Enrolment in the age groups 6 to 16 has decreased marginally, but dramatically in the age groups 3 to 5. COVID-19 caused financial difficulty for many families, resulting in an increase in dropouts. Furthermore, compared to boys, a larger number of girls were discovered to have dropped out.
- Punjab has the highest levels of learning, followed by KP and Sindh, and Balochistan has the lowest levels of learning, with Balochistan having the highest learning losses, followed by Punjab, Sindh and KP. The learning losses were largest in low-performing and high-performing districts on the Alif Ailaan rating from 2017. 2. Across nearly all abilities and classes, girls lost more learning than boys during the COVID-19 school closures. This helped to prevent or even reverse an upward trend in learning outcomes for girls, who had been outperforming boys in some circumstances.
- During the period when schools were closed, children who attended government schools showed a higher decline in learning than those who attended private schools. These decreases are more pronounced in the lower classes (Classes 1 and 3).
- Learning outcomes improve with maternal education and household affluence.
- During school closures, almost 60% of youngsters currently enrolled in school spend less than an hour every day on their academics.
- While 40% of children who had cell phones at home used them for studying, younger children had less access to them than older children. If school closures occur again, 55% of children do not feel confident in their ability to study on their own.
- Approximately 32% of children said they watched educational broadcasts on PTV’s Tele-School programmes. While Tele-School has a significant reach, its impact is unknown. The study also discovered that 54.5 % of households with television access have not used PTV Teleschool as a learning aid for their children. This highlights the disparities that exist between individuals and social groups not just in terms of access to technology, but also in terms of their ability to benefit from it, with low “digital literacy” and/or “digital motivation.”

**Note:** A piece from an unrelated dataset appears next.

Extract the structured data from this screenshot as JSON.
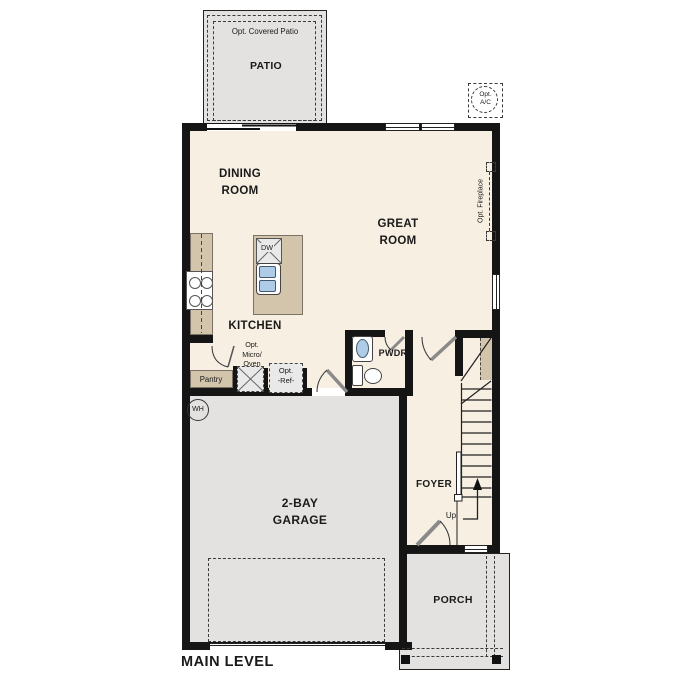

- Through the BISP, Ehsaas, Punjab Social Protection Authority (PSPA), and Akhuwat initiatives, social protection outreach to HHs grew from 10.4 % to 11.4 % in the sixteen districts from 2019 to 2021. Given the expansion of targeted social protection instruments for education over the COVID-19 period, from early childhood to primary, secondary, and post-secondary, this could be an important linkage to offset learning and access deprivation for those most in need (ensuring at least 50% are girls) through a lifelong approach.
Conclusions and Recommendations
Primary school students are experiencing a learning crisis as a result of school closures. Learning losses are more common in younger children who have not yet established a solid basis for learning. Pakistan’s learning crisis is embedded in a deeper crisis of fairness, with girls, children from low-income families, and children from certain geographic regions suffering the biggest learning deficits.
Therefore, it is recommended that: Policies and programmes must be developed to support all children’s learning, with a focus on young children and girls. The factors that contribute to educational inequity must be addressed, such as through social protection programmes for girls’ education and targeted low-tech and no-tech support for children in the poorest homes. To jointly promote children’s education, a new social compact for learning is needed to develop linkages between families, communities, and schools; where Education Technology (EdTech) should be investigated for its potential to create innovative learning solutions.